You cannot grant extra security powers to a webapp by switching Realms. All the Realms are plug-interchangeable so they all provide the same services and only the mechanisms by which they obtain/validate data are different from Realm to Realm.

Realm-based security isn't intended to provide per-user granularity anyway. Realms are based on groups, not individuals. So to get that finer level of distinction, you'd have to put JAAS code in the webapp. Leave the Realm for the front-line defense, then you can rely on what the getRemoteUser() call returns to provide a secure identification of which user is making the request, and use that userid as a key into the set of internal security rules that you set up. You might want to look around at some of the existing internel-level security systems available. The Spring framework has one (named, originally enough, spring-security), There's also at least one other well-known product whose primary purpose is Java webapp security, although I cannot remember its name.

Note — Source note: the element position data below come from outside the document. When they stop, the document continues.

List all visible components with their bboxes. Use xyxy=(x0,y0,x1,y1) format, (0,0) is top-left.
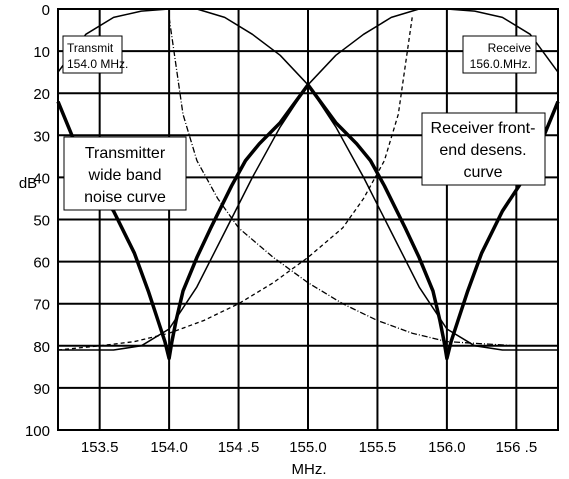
y-tick-label: 30 xyxy=(33,128,50,145)
annotation-receiver-desens: Receiver front- end desens. curve xyxy=(421,112,546,186)
x-axis-label: MHz. xyxy=(292,461,327,478)
x-tick-label: 154 .5 xyxy=(218,439,260,456)
grid-lines xyxy=(58,9,558,430)
annotation-receiver-desens-line-1: Receiver front- xyxy=(431,120,536,137)
annotation-transmitter-noise: Transmitter wide band noise curve xyxy=(63,136,187,211)
annotation-transmitter-noise-line-2: wide band xyxy=(88,167,162,184)
annotation-receive-line-1: Receive xyxy=(488,41,532,55)
y-tick-labels: 0 10 20 30 40 50 60 70 80 90 100 xyxy=(25,2,50,440)
annotation-transmit-line-2: 154.0 MHz. xyxy=(67,57,128,71)
y-tick-label: 80 xyxy=(33,339,50,356)
y-tick-label: 10 xyxy=(33,44,50,61)
plot-frame xyxy=(57,8,559,431)
x-tick-label: 156 .5 xyxy=(495,439,537,456)
x-tick-label: 153.5 xyxy=(81,439,119,456)
y-tick-label: 70 xyxy=(33,297,50,314)
series-layer xyxy=(56,8,560,361)
y-tick-label: 20 xyxy=(33,86,50,103)
annotation-receiver-desens-line-2: end desens. xyxy=(439,142,526,159)
x-tick-label: 155.0 xyxy=(289,439,327,456)
x-tick-label: 154.0 xyxy=(150,439,188,456)
annotation-transmitter-noise-line-1: Transmitter xyxy=(85,145,166,162)
y-tick-label: 50 xyxy=(33,213,50,230)
y-tick-label: 0 xyxy=(42,2,50,19)
y-tick-label: 60 xyxy=(33,255,50,272)
annotation-receive-line-2: 156.0.MHz. xyxy=(470,57,531,71)
annotation-transmitter-noise-line-3: noise curve xyxy=(84,189,166,206)
y-tick-label: 100 xyxy=(25,423,50,440)
series-line-4 xyxy=(168,17,558,347)
x-tick-labels: 153.5 154.0 154 .5 155.0 155.5 156.0 156 .5 xyxy=(81,439,537,456)
y-axis-label: dB xyxy=(19,175,37,192)
x-tick-label: 155.5 xyxy=(359,439,397,456)
annotation-transmit: Transmit 154.0 MHz. xyxy=(62,35,128,74)
annotation-transmit-line-1: Transmit xyxy=(67,41,114,55)
y-tick-label: 90 xyxy=(33,381,50,398)
annotation-receiver-desens-line-3: curve xyxy=(463,164,502,181)
y-tick-label: 40 xyxy=(33,170,50,187)
annotation-receive: Receive 156.0.MHz. xyxy=(462,35,537,74)
x-tick-label: 156.0 xyxy=(428,439,466,456)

On clouds, you are asking about cloud-based storage such as Amazon's S3 or OpenStack's Swift. That kind of stuff is generally designed to store objects, not to provide a file system itself. Actual access occurs via ReST HTTP functions. Normally you wouldn't have the webapp local and the storage be cloud-based, you'd have the webapp also be cloud-based (for example, Amazon's EC2. In that case, both servers would be behind the same firewall - and potentially on the same private VPN. In which case no external attackers would be able to access your object store at all.